Sunday night’s 53rd Annual Grammy awards proved that 2010 was undoubtedly the year of the lady…Lady Antebellum that is. The country trio owned the night with five, out of a possible six, wins including awards for Song of the Year and Record of the Year. Find out what else Lady A took home as well as which other country artists received Grammys.
If we weren’t sure how to sum up the year 2010 in country music, then last night’s Grammys did for it us by using three simple words: “Need You Now.” The smash hit from Lady Antebellum claimed the all-genre Song of the Year and Record of the Year awards, beating favorites by Eminem, Cee Lo Green, and Jay-Z. In addition to those, the group also walked away with their second Best Country Vocal Performance by a Duo or Group trophy as they won for “Need You Now.” The smash also claimed Best Country Song honors while the group’s sophomore album, Need You Now, took home the Country Album of the Year award. The only award the group failed to win was the Album of the Year award which went to rock’s Arcade Fire for their album The Suburbs.

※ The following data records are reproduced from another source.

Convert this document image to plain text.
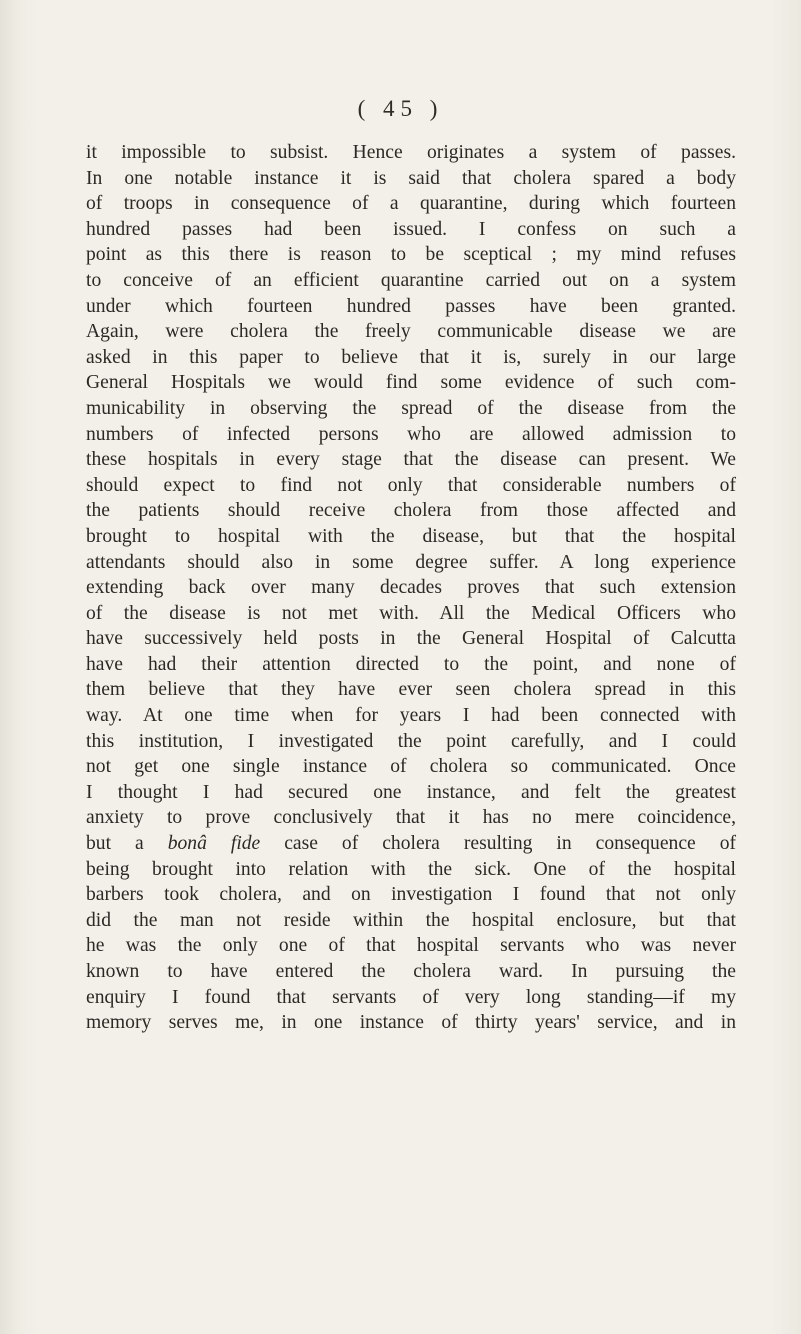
( 45 )
it impossible to subsist. Hence originates a system of passes.
In one notable instance it is said that cholera spared a body
of troops in consequence of a quarantine, during which fourteen
hundred passes had been issued. I confess on such a
point as this there is reason to be sceptical ; my mind refuses
to conceive of an efficient quarantine carried out on a system
under which fourteen hundred passes have been granted.
Again, were cholera the freely communicable disease we are
asked in this paper to believe that it is, surely in our large
General Hospitals we would find some evidence of such com-
municability in observing the spread of the disease from the
numbers of infected persons who are allowed admission to
these hospitals in every stage that the disease can present. We
should expect to find not only that considerable numbers of
the patients should receive cholera from those affected and
brought to hospital with the disease, but that the hospital
attendants should also in some degree suffer. A long experience
extending back over many decades proves that such extension
of the disease is not met with. All the Medical Officers who
have successively held posts in the General Hospital of Calcutta
have had their attention directed to the point, and none of
them believe that they have ever seen cholera spread in this
way. At one time when for years I had been connected with
this institution, I investigated the point carefully, and I could
not get one single instance of cholera so communicated. Once
I thought I had secured one instance, and felt the greatest
anxiety to prove conclusively that it has no mere coincidence,
but a bonâ fide case of cholera resulting in consequence of
being brought into relation with the sick. One of the hospital
barbers took cholera, and on investigation I found that not only
did the man not reside within the hospital enclosure, but that
he was the only one of that hospital servants who was never
known to have entered the cholera ward. In pursuing the
enquiry I found that servants of very long standing—if my
memory serves me, in one instance of thirty years' service, and in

In other country categories, Miranda Lambert became a first time Grammy winner as she took home the Best Female Country Vocal Performance award for her brilliant performance of “The House That Built Me.” Keith Urban also nabbed his fourth Grammy by taking home the Best Male Country Vocal Performance for his hit “‘Til Summer Comes Around.” The Zac Brown Band also took home an award as their collaboration with Alan Jackson, “As She’s Walking Away,” upset favorite “Hillbilly Bone” for the Best Country Collaboration with Vocals award.
During the telecast, country was represented well with performances from Lambert and Lady A as well as Keith Urban, John Mayer, and Norah Jones offering a snippet of Dolly Parton’s “Jolene” to honor the Grammy Lifetime Acheivement Award recipient. Martina McBride was also featured in an all-star tribute to Aretha Franklin. That’s a wrap on this year’s Grammy awards! We’ll be talking more about awards shows when this year’s ACM’s approach.